THE NATIONAL, “Sad Songs for Dirty Lovers” (Brassland, 2003)

Prima che la carriera dei The National fiorisse meraviglioso come una rosa di un colore bordeaux intenso, la band di Cincinnati e brooklyniana di adozione non era che uno dei numerosi promettenti boccioli indie-rock del panorama emergente.

L’esordio omonimo del 2001 convinse, per quel modo sincero di mostrare un’idea di suono tanto viscerale quanto acerbo. Uno di quei dischi che a quelli come noi fanno scrivere “band da tener d’occhio”: ci si sente qualcosa di degno di nota, ma c’è ancora da lavorarci su. Con “Sad Songs for Dirty Lovers”, il secondo album, i The National tentano – e riescono – a dimostrare di che pasta sono fatti.

L’album è infatti prima di tutto una dimostrazione di saper allargare un orizzonte musicale che nel primo disco coincideva più o meno con una specie di scarno alt-folk/alt-country. Quella è la matrice, ma qui si ascolta molta più roba: ad esempio “Murder Me Rachel”, quasi un turning-point dell’album, in cui il quintetto mostra aspre venature elettriche, confezionando un crescendo abrasivo e dai toni noise.

Scopriamo così che l’elettricità dei suoni si sposa alla perfezione con il mood noir, nichilista e decadente della band, almeno tanto quanto le costruzioni acustiche più soffuse a cui ci aveva abituato nel primo album. La tensione di “Available” va di pari passo con le carezze di “Cardinal Song”, e così altri episodi nel corso del disco, che si divertono a stare in equilibrio tra seduzione ed erotismo, tra tristezza e malinconia, tra ricordi e rimpianti. Sospesi e fragili, si arriva all’ultima “Lucky You”: una specie di abbraccio caldo e intenso, un gioiello, una pillola di perfezione che influenzerà anche gli album seguenti.

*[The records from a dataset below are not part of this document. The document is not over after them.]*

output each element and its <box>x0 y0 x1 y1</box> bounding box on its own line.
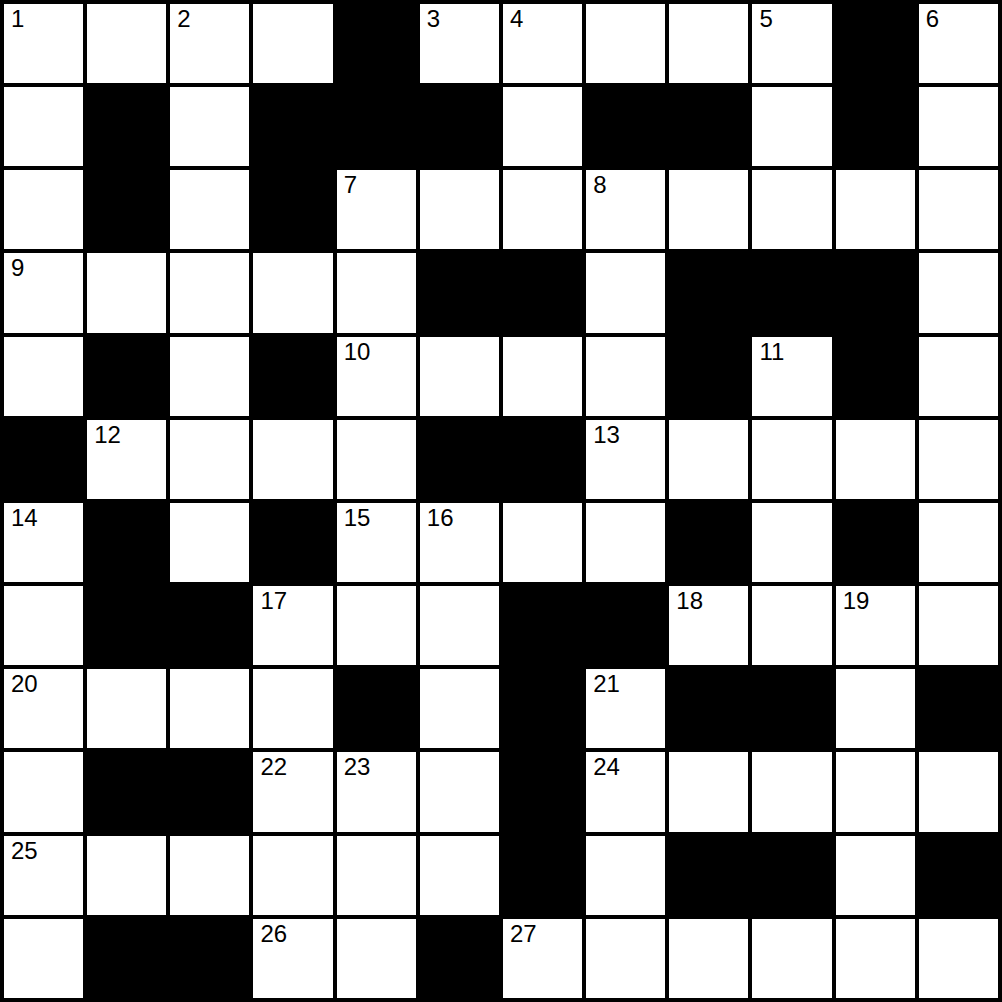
white-cell[interactable] <box>420 752 499 831</box>
white-cell[interactable] <box>87 836 166 915</box>
clue-number: 6 <box>926 5 939 33</box>
black-cell <box>420 420 499 499</box>
white-cell[interactable]: 10 <box>337 337 416 416</box>
white-cell[interactable] <box>420 586 499 665</box>
black-cell <box>253 503 332 582</box>
white-cell[interactable] <box>586 836 665 915</box>
clue-number: 21 <box>593 670 620 698</box>
white-cell[interactable] <box>752 919 831 998</box>
black-cell <box>669 503 748 582</box>
clue-number: 18 <box>676 587 703 615</box>
white-cell[interactable] <box>87 4 166 83</box>
white-cell[interactable]: 5 <box>752 4 831 83</box>
black-cell <box>919 669 998 748</box>
white-cell[interactable] <box>836 170 915 249</box>
clue-number: 1 <box>11 5 24 33</box>
white-cell[interactable] <box>503 87 582 166</box>
white-cell[interactable] <box>836 420 915 499</box>
clue-number: 14 <box>11 504 38 532</box>
black-cell <box>836 4 915 83</box>
black-cell <box>337 87 416 166</box>
black-cell <box>836 337 915 416</box>
white-cell[interactable]: 24 <box>586 752 665 831</box>
white-cell[interactable] <box>752 752 831 831</box>
white-cell[interactable] <box>87 253 166 332</box>
clue-number: 7 <box>344 171 357 199</box>
black-cell <box>253 337 332 416</box>
black-cell <box>87 337 166 416</box>
black-cell <box>586 586 665 665</box>
black-cell <box>919 836 998 915</box>
white-cell[interactable]: 3 <box>420 4 499 83</box>
white-cell[interactable] <box>836 669 915 748</box>
white-cell[interactable] <box>919 337 998 416</box>
white-cell[interactable] <box>4 170 83 249</box>
white-cell[interactable] <box>669 170 748 249</box>
white-cell[interactable] <box>919 503 998 582</box>
black-cell <box>669 337 748 416</box>
black-cell <box>87 503 166 582</box>
white-cell[interactable] <box>836 752 915 831</box>
white-cell[interactable] <box>669 919 748 998</box>
clue-number: 25 <box>11 837 38 865</box>
white-cell[interactable]: 26 <box>253 919 332 998</box>
white-cell[interactable] <box>669 4 748 83</box>
black-cell <box>836 253 915 332</box>
white-cell[interactable] <box>752 420 831 499</box>
white-cell[interactable] <box>253 420 332 499</box>
white-cell[interactable] <box>337 836 416 915</box>
white-cell[interactable] <box>919 752 998 831</box>
clue-number: 11 <box>759 338 784 366</box>
white-cell[interactable] <box>836 836 915 915</box>
clue-number: 12 <box>94 421 121 449</box>
black-cell <box>170 752 249 831</box>
white-cell[interactable] <box>170 420 249 499</box>
black-cell <box>669 87 748 166</box>
white-cell[interactable]: 21 <box>586 669 665 748</box>
white-cell[interactable] <box>170 87 249 166</box>
black-cell <box>836 503 915 582</box>
white-cell[interactable] <box>919 420 998 499</box>
clue-number: 23 <box>344 753 371 781</box>
black-cell <box>503 669 582 748</box>
black-cell <box>752 669 831 748</box>
clue-number: 5 <box>759 5 772 33</box>
black-cell <box>752 836 831 915</box>
white-cell[interactable] <box>337 586 416 665</box>
white-cell[interactable]: 14 <box>4 503 83 582</box>
black-cell <box>87 170 166 249</box>
white-cell[interactable]: 13 <box>586 420 665 499</box>
black-cell <box>337 4 416 83</box>
white-cell[interactable] <box>87 669 166 748</box>
black-cell <box>503 586 582 665</box>
clue-number: 22 <box>260 753 287 781</box>
white-cell[interactable] <box>919 919 998 998</box>
black-cell <box>87 919 166 998</box>
black-cell <box>752 253 831 332</box>
white-cell[interactable]: 9 <box>4 253 83 332</box>
black-cell <box>503 836 582 915</box>
white-cell[interactable]: 11 <box>752 337 831 416</box>
white-cell[interactable] <box>752 503 831 582</box>
white-cell[interactable] <box>253 836 332 915</box>
clue-number: 9 <box>11 254 24 282</box>
white-cell[interactable]: 23 <box>337 752 416 831</box>
white-cell[interactable]: 12 <box>87 420 166 499</box>
black-cell <box>420 919 499 998</box>
black-cell <box>253 170 332 249</box>
white-cell[interactable] <box>4 752 83 831</box>
white-cell[interactable] <box>253 253 332 332</box>
white-cell[interactable] <box>919 170 998 249</box>
black-cell <box>337 669 416 748</box>
black-cell <box>669 836 748 915</box>
white-cell[interactable] <box>170 503 249 582</box>
white-cell[interactable]: 20 <box>4 669 83 748</box>
black-cell <box>87 586 166 665</box>
white-cell[interactable] <box>586 503 665 582</box>
white-cell[interactable] <box>586 253 665 332</box>
white-cell[interactable] <box>420 669 499 748</box>
black-cell <box>503 253 582 332</box>
white-cell[interactable] <box>503 170 582 249</box>
white-cell[interactable] <box>170 253 249 332</box>
clue-number: 8 <box>593 171 606 199</box>
white-cell[interactable]: 15 <box>337 503 416 582</box>
clue-number: 10 <box>344 338 371 366</box>
white-cell[interactable]: 17 <box>253 586 332 665</box>
white-cell[interactable] <box>4 337 83 416</box>
white-cell[interactable]: 8 <box>586 170 665 249</box>
white-cell[interactable] <box>253 4 332 83</box>
white-cell[interactable]: 27 <box>503 919 582 998</box>
white-cell[interactable] <box>170 669 249 748</box>
black-cell <box>669 253 748 332</box>
white-cell[interactable] <box>420 170 499 249</box>
white-cell[interactable] <box>337 919 416 998</box>
clue-number: 17 <box>260 587 287 615</box>
clue-number: 26 <box>260 920 287 948</box>
white-cell[interactable] <box>919 586 998 665</box>
white-cell[interactable] <box>170 170 249 249</box>
white-cell[interactable]: 7 <box>337 170 416 249</box>
black-cell <box>503 420 582 499</box>
black-cell <box>420 253 499 332</box>
clue-number: 15 <box>344 504 371 532</box>
white-cell[interactable] <box>919 253 998 332</box>
white-cell[interactable]: 6 <box>919 4 998 83</box>
white-cell[interactable] <box>170 836 249 915</box>
white-cell[interactable] <box>752 586 831 665</box>
white-cell[interactable] <box>337 420 416 499</box>
white-cell[interactable] <box>669 420 748 499</box>
clue-number: 19 <box>843 587 870 615</box>
clue-number: 24 <box>593 753 620 781</box>
white-cell[interactable]: 4 <box>503 4 582 83</box>
white-cell[interactable] <box>337 253 416 332</box>
black-cell <box>503 752 582 831</box>
clue-number: 20 <box>11 670 38 698</box>
black-cell <box>669 669 748 748</box>
white-cell[interactable] <box>586 919 665 998</box>
clue-number: 2 <box>177 5 190 33</box>
clue-number: 4 <box>510 5 523 33</box>
white-cell[interactable] <box>420 337 499 416</box>
clue-number: 16 <box>427 504 454 532</box>
white-cell[interactable]: 25 <box>4 836 83 915</box>
white-cell[interactable]: 1 <box>4 4 83 83</box>
white-cell[interactable] <box>586 337 665 416</box>
white-cell[interactable]: 2 <box>170 4 249 83</box>
white-cell[interactable] <box>4 87 83 166</box>
clue-number: 13 <box>593 421 620 449</box>
white-cell[interactable] <box>253 669 332 748</box>
black-cell <box>170 586 249 665</box>
white-cell[interactable] <box>669 752 748 831</box>
black-cell <box>586 87 665 166</box>
white-cell[interactable]: 19 <box>836 586 915 665</box>
white-cell[interactable] <box>919 87 998 166</box>
white-cell[interactable] <box>420 836 499 915</box>
white-cell[interactable] <box>752 170 831 249</box>
crossword-grid: 1234567891011121314151617181920212223242… <box>0 0 1002 1002</box>
white-cell[interactable] <box>503 337 582 416</box>
white-cell[interactable]: 22 <box>253 752 332 831</box>
white-cell[interactable] <box>836 919 915 998</box>
black-cell <box>170 919 249 998</box>
clue-number: 3 <box>427 5 440 33</box>
white-cell[interactable]: 18 <box>669 586 748 665</box>
white-cell[interactable]: 16 <box>420 503 499 582</box>
clue-number: 27 <box>510 920 537 948</box>
white-cell[interactable] <box>586 4 665 83</box>
black-cell <box>87 752 166 831</box>
white-cell[interactable] <box>503 503 582 582</box>
black-cell <box>87 87 166 166</box>
white-cell[interactable] <box>752 87 831 166</box>
black-cell <box>4 420 83 499</box>
white-cell[interactable] <box>4 586 83 665</box>
white-cell[interactable] <box>4 919 83 998</box>
white-cell[interactable] <box>170 337 249 416</box>
black-cell <box>836 87 915 166</box>
black-cell <box>420 87 499 166</box>
black-cell <box>253 87 332 166</box>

Amori e ossessioni, errori e fragilità: “Sad Songs For Dirty Lovers” segna anche l’ascesa del frontman Matt Berninger e della sua fascinosa maniera di raccontare il suo personale caos emotivo. Mai come prima infatti il sound della band construito dai fratelli Dessner e Devendorf riesce ad aderire perfettamente alle sofferte spigolosità dei testi delle canzoni: tutto è al suo posto, c’è ordine nella complessità. Il fiore dei The National è finalmente sbocciato.